Despite all the domestic criticism of Chancellor Angela Merkel’s refugee policy, her conservative Christian Democrats remain the strongest political force. If she decides to run for a fourth term in the fall 2017 election, few political pundits will put money on her losing.
Germany’s three left-of-center parties, including the Social Democrats who have been junior partners in a coalition with her since 2013, are well aware that the only way to unseat her may be to form an alliance.
A coalition between the SPD, Greens and Left Party, dubbed R2G (an acronym for red-red-green), would be unprecedented nationally but not at the state level, where the first R2G government was formed in the eastern state of Thuringia in 2014.

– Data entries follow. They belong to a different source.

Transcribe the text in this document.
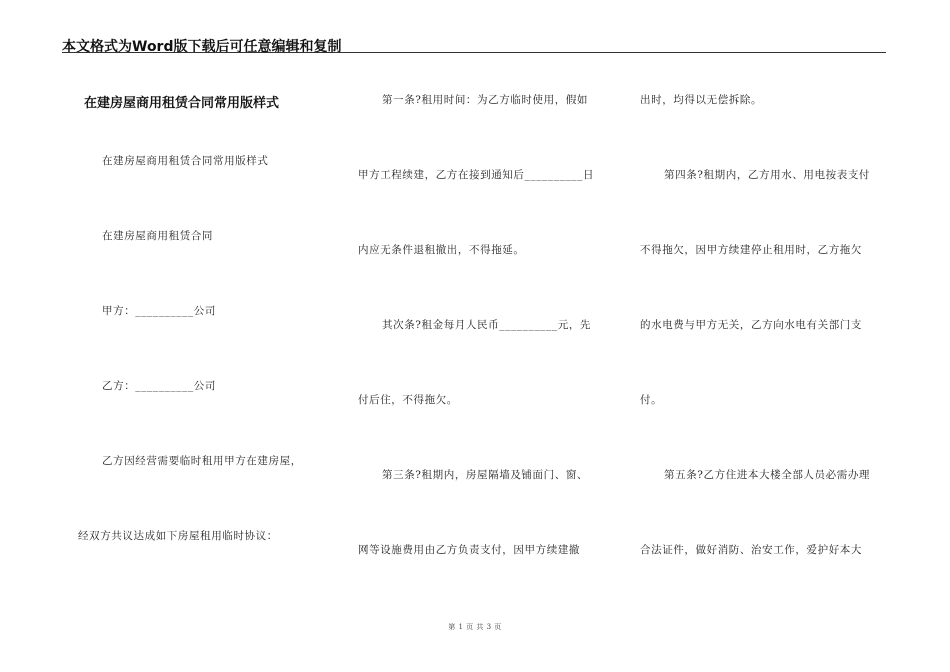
本文格式为Word版下载后可任意编辑和复制
在建房屋商用租赁合同常用版样式
在建房屋商用租赁合同常用版样式
在建房屋商用租赁合同
甲方：__________公司
乙方：__________公司
乙方因经营需要临时租用甲方在建房屋，
经双方共议达成如下房屋租用临时协议：
第一条?租用时间：为乙方临时使用，假如
甲方工程续建，乙方在接到通知后__________日
内应无条件退租撤出，不得拖延。
其次条?租金每月人民币__________元，先
付后住，不得拖欠。
第三条?租期内，房屋隔墙及铺面门、窗、
网等设施费用由乙方负责支付，因甲方续建撤
出时，均得以无偿拆除。
第四条?租期内，乙方用水、用电按表支付
不得拖欠，因甲方续建停止租用时，乙方拖欠
的水电费与甲方无关，乙方向水电有关部门支
付。
第五条?乙方住进本大楼全部人员必需办理
合法证件，做好消防、治安工作，爱护好本大
第 1 页 共 3 页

The SPD has long refused to countenance a national coalition with the staunchly pacifist Left Party, which is categorically opposed to military missions abroad, wants to dissolve NATO and calls for sharp increases in government spending as well as shorter working hours.

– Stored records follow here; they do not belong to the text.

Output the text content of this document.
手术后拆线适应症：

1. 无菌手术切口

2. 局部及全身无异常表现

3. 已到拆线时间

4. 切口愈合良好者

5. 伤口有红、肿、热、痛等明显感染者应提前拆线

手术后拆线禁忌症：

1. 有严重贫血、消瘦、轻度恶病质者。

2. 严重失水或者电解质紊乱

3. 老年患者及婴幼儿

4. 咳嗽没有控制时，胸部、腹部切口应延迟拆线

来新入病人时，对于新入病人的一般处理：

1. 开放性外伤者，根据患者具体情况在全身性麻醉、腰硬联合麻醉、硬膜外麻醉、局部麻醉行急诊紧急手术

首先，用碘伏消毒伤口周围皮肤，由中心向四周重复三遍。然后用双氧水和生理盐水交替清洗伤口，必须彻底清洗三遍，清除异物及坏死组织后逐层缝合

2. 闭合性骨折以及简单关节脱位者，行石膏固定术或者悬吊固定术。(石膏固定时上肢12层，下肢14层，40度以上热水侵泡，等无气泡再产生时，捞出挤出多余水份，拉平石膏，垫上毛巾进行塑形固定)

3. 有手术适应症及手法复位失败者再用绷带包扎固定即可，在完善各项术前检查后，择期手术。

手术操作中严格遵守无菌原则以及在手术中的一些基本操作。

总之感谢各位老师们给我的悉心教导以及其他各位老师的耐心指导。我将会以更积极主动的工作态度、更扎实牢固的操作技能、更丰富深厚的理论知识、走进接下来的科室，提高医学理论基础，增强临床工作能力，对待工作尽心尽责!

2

But Ms. Merkel’s dominance, combined with positive experiences gained in regional coalitions between the SPD and Left Party such as in Berlin city government between 2002 and 2011, have brought them closer together.
With one year to go before the federal election, efforts are underway to probe common ground for a possible future government, but it’s not going particularly smoothly.
SPD leader Sigmar Gabriel caused irritation among his party colleagues when it emerged that he planned to hold secret talks on Tuesday evening with representatives of the Greens and Left Party to sound out “perspectives for 2017.”
“We must make our own profile as clear as possible. And we must look at what the options are for taking power.”
That coincided with a scheduled meeting of no fewer than 90 lawmakers from the three parties to discuss precisely the same project. SPD members were at a loss to explain why Mr. Gabriel chose to organize his own meeting.
The indiscretion followed the leak of a telephone conversation between Mr. Gabriel and Left Party co-Chairman Bernd Riexinger about the possibility of jointly backing former Protestant bishop Margot Kässmann to become Germany’s next president, a largely ceremonial post that is furnished with some constitutional powers.
When the suggestion became public, Ms. Kässmann declined, to the embarrassment of the two politicians who had failed quite clumsily in an attempt to align the parties on a significant political project: choosing the president.
SPD members insisted on Tuesday that the clash of meetings was coincidental.
“It’s not a rival meeting,” said SPD lawmaker Axel Schäfer, who initiated the wider gathering of lawmakers. “Our party chairman regular meets leading people from the other parties for meals or coffee.”
Until now, the many small groups in which the SPD, Greens and Left Party have been holding talks have had little more than niche status as the SPD has been preoccupied with governing. But with just 11 months to go until the election, the talks are gaining prominence.
“We’re coming out of the back rooms,” said Mr. Schäfer. “We must make our own profile as clear as possible. And we must look at what the options are for taking power.”
He said the growing threat of far-right populism and the election of the president in February by a special parliamentary assembly to find a successor for incumbent Joachim Gauck had opened a window of opportunity for a left-leaning alliance. An R2G government could finally enable the SPD to pursue its principal aims of promoting greater social equality, he said.
The party has been locked in two coalitions as junior partner to Ms. Merkel’s conservatives since 2005. They have been awkward marriages which led many voters to abandon the SPD. The party is languishing just above 20 percent in opinion polls while the conservatives are around 30 percent. The right-wing Alternative for Germany is scoring up to 15 percent, ahead of the Left Party and Greens at 11 and 12 percent respectively.
The Greens too see benefits in a left-leaning coalition next year although some of them favor an alliance with Ms. Merkel.
“It’s good for us Greens to have as many options as possible,” Green lawmaker Dieter Janecek told Handelsblatt. Regular talks with the SPD and Left Party could help to establish whether there’s a basis for forming a future government, he said.
But he added that there were rifts on foreign policy where Left Party members have been calling for closer ties with Russian President Vladimir Putin.
A deputy leader of the Left Party, Caren Lay, said: “We’re not holding coalition talks today, but we’re getting to know each other and want to build up a constructive and united channel of communication. We need a change of policies. The debate about reforms must come from the left.”
The R2G government in Thuringia is seen as a test case for a possible national government, but there are some pretty high hurdles in the form of policy differences and the lack of public support. If the SPD can’t improve on its current showing of 22 percent, an R2G alliance won’t get a majority.
That explains why some party members are playing down its likelihood. The general secretary of the SPD, Katarina Barley, didn’t sound exactly euphoric about Tuesday’s talks. “At the parliamentary group level we have a lot of contact with our conservative colleagues,” she said. “We have a bit less contact with the others, that’s the reason for this format, to set up an exchange of views there too.”
Besides, Mr. Gabriel, who himself has yet to declare whether he will run for chancellor next year, has said he doesn’t want the SPD to campaign as part of a left-leaning bloc of parties.
He regards R2G as a real option — but he wants the party to keep all its options open.
Unless the SPD gains ground, those options are looking pretty limited.